I tossed out 12 fat journals after my mom passed. Maybe this will serve me better.
Since 2019, I haven't really had much initiative. When I lost my mom it was like losing several loved ones. She was my mother, my confidante, my best friend, even consoled me after my older and only sister said she'd actually hated me all my life,|
"I"ll be your sister, don't even worry!" Mama told me without hesitation.
The whole event was horrible from the time she was diagnosed with stage 4 breast cancer in 1993-94 to the day she died January 27, 2019. I can barely write about it, still.

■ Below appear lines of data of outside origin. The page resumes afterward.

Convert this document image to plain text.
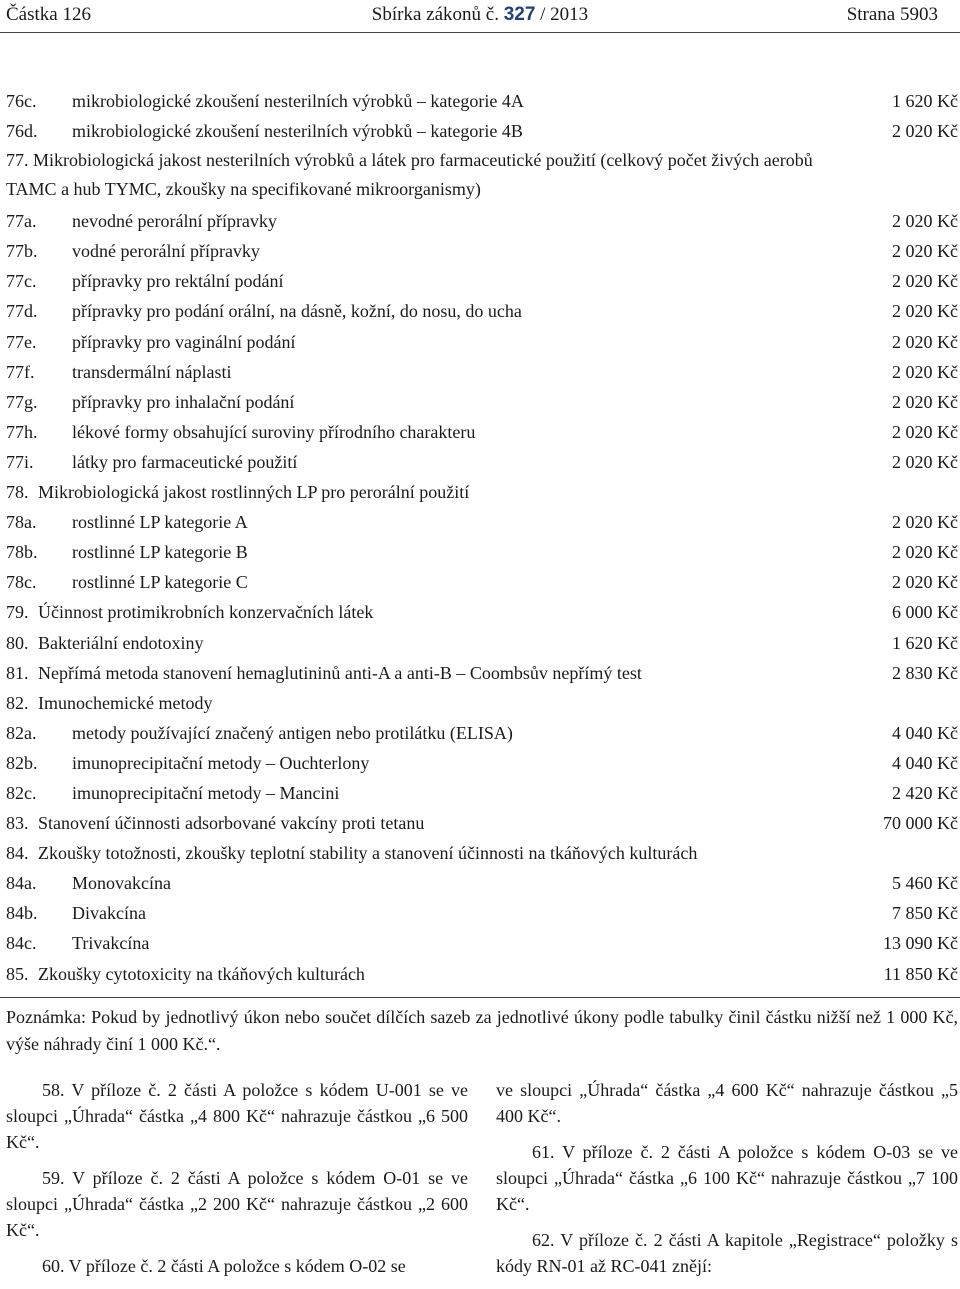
Částka 126	Sbírka zákonů č. 327 / 2013	Strana 5903
76c. mikrobiologické zkoušení nesterilních výrobků – kategorie 4A	1 620 Kč
76d. mikrobiologické zkoušení nesterilních výrobků – kategorie 4B	2 020 Kč
77. Mikrobiologická jakost nesterilních výrobků a látek pro farmaceutické použití (celkový počet živých aerobů TAMC a hub TYMC, zkoušky na specifikované mikroorganismy)
77a. nevodné perorální přípravky	2 020 Kč
77b. vodné perorální přípravky	2 020 Kč
77c. přípravky pro rektální podání	2 020 Kč
77d. přípravky pro podání orální, na dásně, kožní, do nosu, do ucha	2 020 Kč
77e. přípravky pro vaginální podání	2 020 Kč
77f. transdermální náplasti	2 020 Kč
77g. přípravky pro inhalační podání	2 020 Kč
77h. lékové formy obsahující suroviny přírodního charakteru	2 020 Kč
77i. látky pro farmaceutické použití	2 020 Kč
78. Mikrobiologická jakost rostlinných LP pro perorální použití
78a. rostlinné LP kategorie A	2 020 Kč
78b. rostlinné LP kategorie B	2 020 Kč
78c. rostlinné LP kategorie C	2 020 Kč
79. Účinnost protimikrobních konzervačních látek	6 000 Kč
80. Bakteriální endotoxiny	1 620 Kč
81. Nepřímá metoda stanovení hemaglutininů anti-A a anti-B – Coombsův nepřímý test	2 830 Kč
82. Imunochemické metody
82a. metody používající značený antigen nebo protilátku (ELISA)	4 040 Kč
82b. imunoprecipitační metody – Ouchterlony	4 040 Kč
82c. imunoprecipitační metody – Mancini	2 420 Kč
83. Stanovení účinnosti adsorbované vakcíny proti tetanu	70 000 Kč
84. Zkoušky totožnosti, zkoušky teplotní stability a stanovení účinnosti na tkáňových kulturách
84a. Monovakcína	5 460 Kč
84b. Divakcína	7 850 Kč
84c. Trivakcína	13 090 Kč
85. Zkoušky cytotoxicity na tkáňových kulturách	11 850 Kč
Poznámka: Pokud by jednotlivý úkon nebo součet dílčích sazeb za jednotlivé úkony podle tabulky činil částku nižší než 1 000 Kč, výše náhrady činí 1 000 Kč.“.

58. V příloze č. 2 části A položce s kódem U-001 se ve sloupci „Úhrada“ částka „4 800 Kč“ nahrazuje částkou „6 500 Kč“.

59. V příloze č. 2 části A položce s kódem O-01 se ve sloupci „Úhrada“ částka „2 200 Kč“ nahrazuje částkou „2 600 Kč“.

60. V příloze č. 2 části A položce s kódem O-02 se

ve sloupci „Úhrada“ částka „4 600 Kč“ nahrazuje částkou „5 400 Kč“.

61. V příloze č. 2 části A položce s kódem O-03 se ve sloupci „Úhrada“ částka „6 100 Kč“ nahrazuje částkou „7 100 Kč“.

62. V příloze č. 2 části A kapitole „Registrace“ položky s kódy RN-01 až RC-041 znějí:
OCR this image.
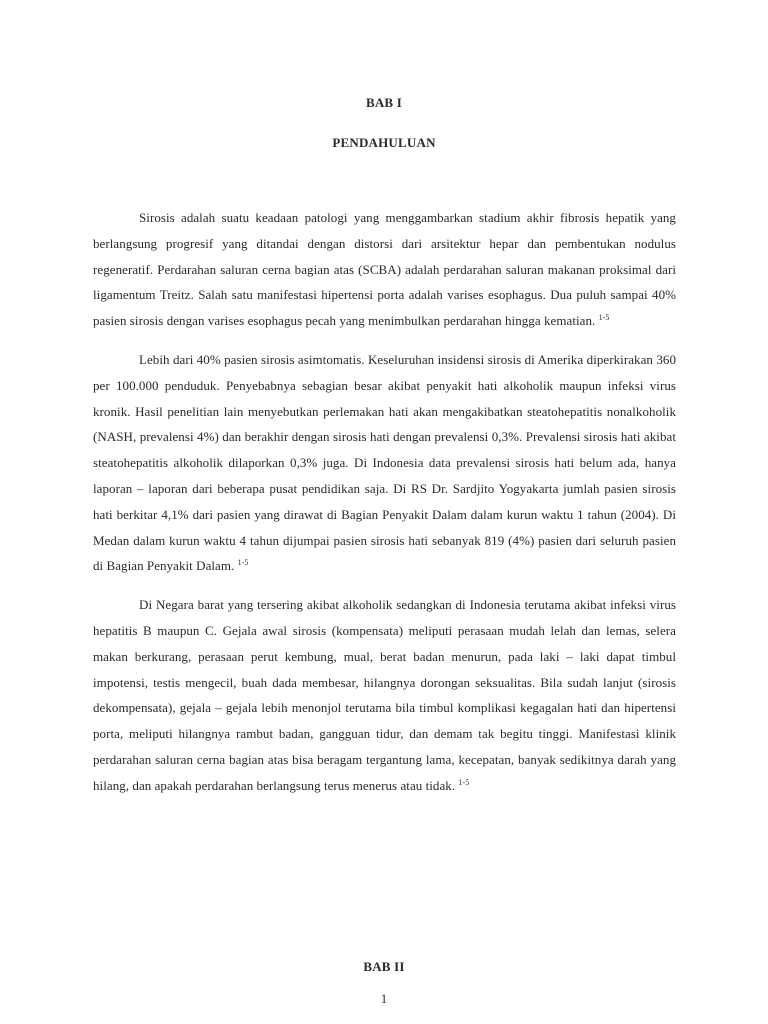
BAB I
PENDAHULUAN

Sirosis adalah suatu keadaan patologi yang menggambarkan stadium akhir fibrosis hepatik yang berlangsung progresif yang ditandai dengan distorsi dari arsitektur hepar dan pembentukan nodulus regeneratif. Perdarahan saluran cerna bagian atas (SCBA) adalah perdarahan saluran makanan proksimal dari ligamentum Treitz. Salah satu manifestasi hipertensi porta adalah varises esophagus. Dua puluh sampai 40% pasien sirosis dengan varises esophagus pecah yang menimbulkan perdarahan hingga kematian. $^{1-5}$

Lebih dari 40% pasien sirosis asimtomatis. Keseluruhan insidensi sirosis di Amerika diperkirakan 360 per 100.000 penduduk. Penyebabnya sebagian besar akibat penyakit hati alkoholik maupun infeksi virus kronik. Hasil penelitian lain menyebutkan perlemakan hati akan mengakibatkan steatohepatitis nonalkoholik (NASH, prevalensi 4%) dan berakhir dengan sirosis hati dengan prevalensi 0,3%. Prevalensi sirosis hati akibat steatohepatitis alkoholik dilaporkan 0,3% juga. Di Indonesia data prevalensi sirosis hati belum ada, hanya laporan – laporan dari beberapa pusat pendidikan saja. Di RS Dr. Sardjito Yogyakarta jumlah pasien sirosis hati berkitar 4,1% dari pasien yang dirawat di Bagian Penyakit Dalam dalam kurun waktu 1 tahun (2004). Di Medan dalam kurun waktu 4 tahun dijumpai pasien sirosis hati sebanyak 819 (4%) pasien dari seluruh pasien di Bagian Penyakit Dalam. $^{1-5}$

Di Negara barat yang tersering akibat alkoholik sedangkan di Indonesia terutama akibat infeksi virus hepatitis B maupun C. Gejala awal sirosis (kompensata) meliputi perasaan mudah lelah dan lemas, selera makan berkurang, perasaan perut kembung, mual, berat badan menurun, pada laki – laki dapat timbul impotensi, testis mengecil, buah dada membesar, hilangnya dorongan seksualitas. Bila sudah lanjut (sirosis dekompensata), gejala – gejala lebih menonjol terutama bila timbul komplikasi kegagalan hati dan hipertensi porta, meliputi hilangnya rambut badan, gangguan tidur, dan demam tak begitu tinggi. Manifestasi klinik perdarahan saluran cerna bagian atas bisa beragam tergantung lama, kecepatan, banyak sedikitnya darah yang hilang, dan apakah perdarahan berlangsung terus menerus atau tidak. $^{1-5}$

BAB II
1
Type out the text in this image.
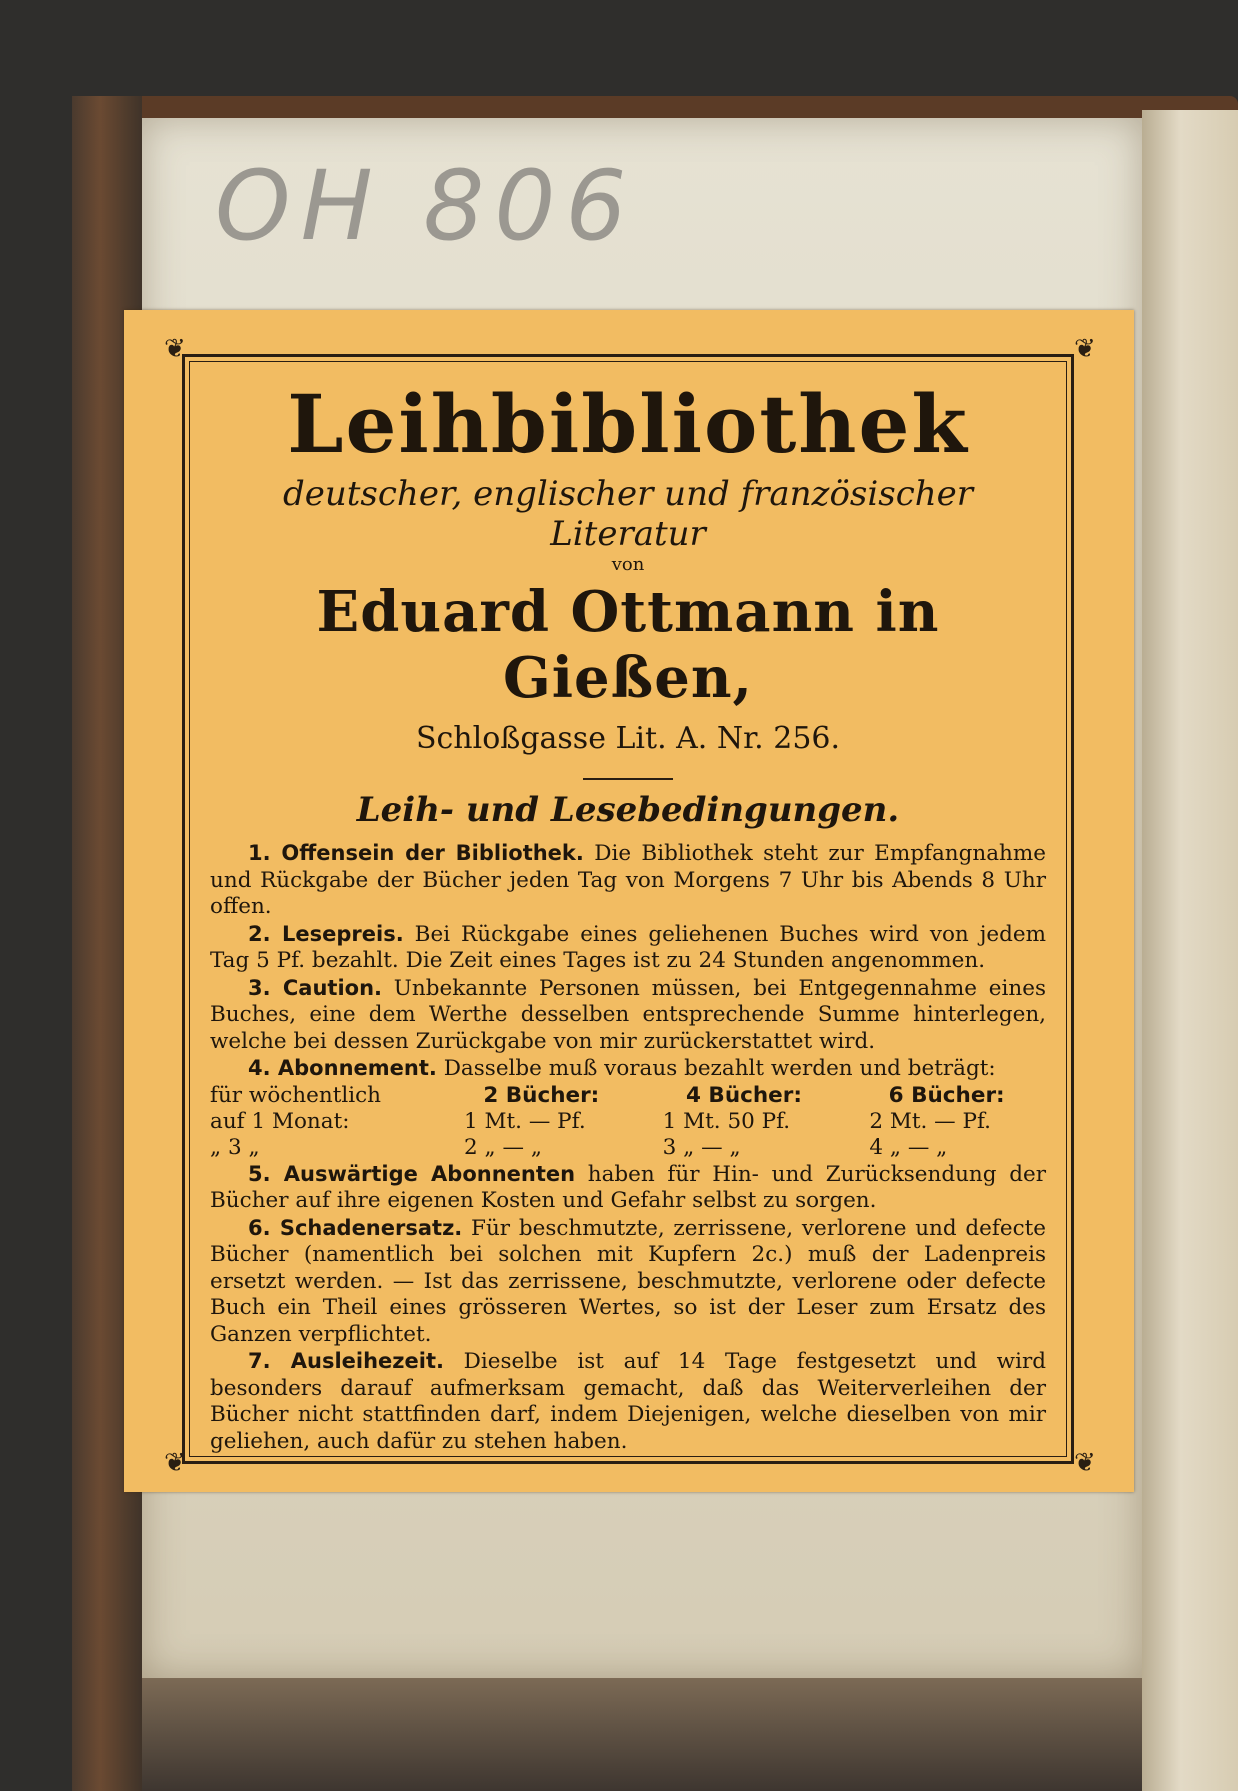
OH 806
❦	❦
❦	❦
Leihbibliothek
deutscher, englischer und französischer Literatur
von
Eduard Ottmann in Gießen,
Schloßgasse Lit. A. Nr. 256.
Leih- und Lesebedingungen.

1. Offensein der Bibliothek. Die Bibliothek steht zur Empfangnahme und Rückgabe der Bücher jeden Tag von Morgens 7 Uhr bis Abends 8 Uhr offen.

2. Lesepreis. Bei Rückgabe eines geliehenen Buches wird von jedem Tag 5 Pf. bezahlt. Die Zeit eines Tages ist zu 24 Stunden angenommen.

3. Caution. Unbekannte Personen müssen, bei Entgegennahme eines Buches, eine dem Werthe desselben entsprechende Summe hinterlegen, welche bei dessen Zurückgabe von mir zurückerstattet wird.

4. Abonnement. Dasselbe muß voraus bezahlt werden und beträgt:

für wöchentlich	2 Bücher:	4 Bücher:	6 Bücher:
auf 1 Monat:	1 Mt. — Pf.	1 Mt. 50 Pf.	2 Mt. — Pf.
„ 3 „	2 „ — „	3 „ — „	4 „ — „

5. Auswärtige Abonnenten haben für Hin- und Zurücksendung der Bücher auf ihre eigenen Kosten und Gefahr selbst zu sorgen.

6. Schadenersatz. Für beschmutzte, zerrissene, verlorene und defecte Bücher (namentlich bei solchen mit Kupfern 2c.) muß der Ladenpreis ersetzt werden. — Ist das zerrissene, beschmutzte, verlorene oder defecte Buch ein Theil eines grösseren Wertes, so ist der Leser zum Ersatz des Ganzen verpflichtet.

7. Ausleihezeit. Dieselbe ist auf 14 Tage festgesetzt und wird besonders darauf aufmerksam gemacht, daß das Weiterverleihen der Bücher nicht stattfinden darf, indem Diejenigen, welche dieselben von mir geliehen, auch dafür zu stehen haben.
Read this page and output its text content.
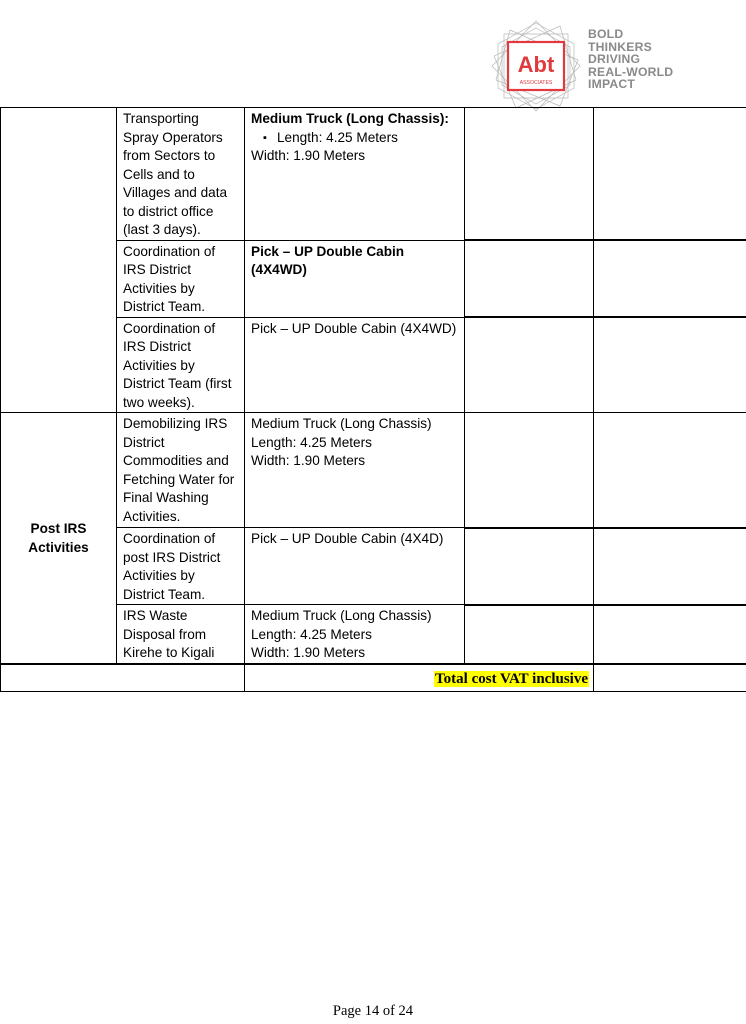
Abt
ASSOCIATES
BOLD
THINKERS
DRIVING
REAL-WORLD
IMPACT
	Transporting Spray Operators from Sectors to Cells and to Villages and data to district office (last 3 days).	Medium Truck (Long Chassis):
▪ Length: 4.25 Meters
Width: 1.90 Meters

	Coordination of IRS District Activities by District Team.	Pick – UP Double Cabin (4X4WD)		

	Coordination of IRS District Activities by District Team (first two weeks).	Pick – UP Double Cabin (4X4WD)		
Post IRS Activities	Demobilizing IRS District Commodities and Fetching Water for Final Washing Activities.	Medium Truck (Long Chassis)
Length: 4.25 Meters
Width: 1.90 Meters		

	Coordination of post IRS District Activities by District Team.	Pick – UP Double Cabin (4X4D)		
	IRS Waste Disposal from Kirehe to Kigali	Medium Truck (Long Chassis)
Length: 4.25 Meters
Width: 1.90 Meters		

		Total cost VAT inclusive		
Page 14 of 24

|If I weren't me I could not imagine how somebody could have stage 4 breast cancer and survive for all those years, from 1993 or 1994 till 2019. I'll tell you:
You fight! You do chemotherapy. Mama was only able to survive one chemo treatment until right at the last when they gave her chemo through her IV bag. She was so small, but she did many radiation treatments. Radiation burns the cancer below the skin but since she was already stage 4, the radiation burned more than necessary. Her lungs suffered.
My mom had stopped driving so I drove her to nearly every appointment and test for all those years especially when my dad passed. They did a lot together even though they were divorced. I mean they'd started dating when he was 15 and she was 13. Hmmmm.
Daddy had taken Mama to a lot of her treatments and tests but he came to a point he could not go on. He'd had a massive heart attack and even though the first responders revived his heart, Daddy aged really fast. He died at 72 or 73 years old. That left Mama with still many years to go.
|One thing I learned if I didn't learn anything else. A person will do pretty much anything to save their life. And their family will too.
I remember the day she received her diagnosis. The specialists wanted her to undergo aggressive radiation that very day and aggressive chemo very soon.
Mama said, "Wait a minute! I am not going to rush into anything! This is MY life and I want to see my grandchildren for as long as I am able!"
Her final grandson had been or was about to be born around that time frame. My son, Dakota. I knew cancer used to men a death sentence and I could not see how she could live until he got grown. But she did.
When he was 19, he moved to Texas. We were so glad for him to be moving on with his life. But when Mama found out that he did not want to ever come back home, she was dead pretty soon after.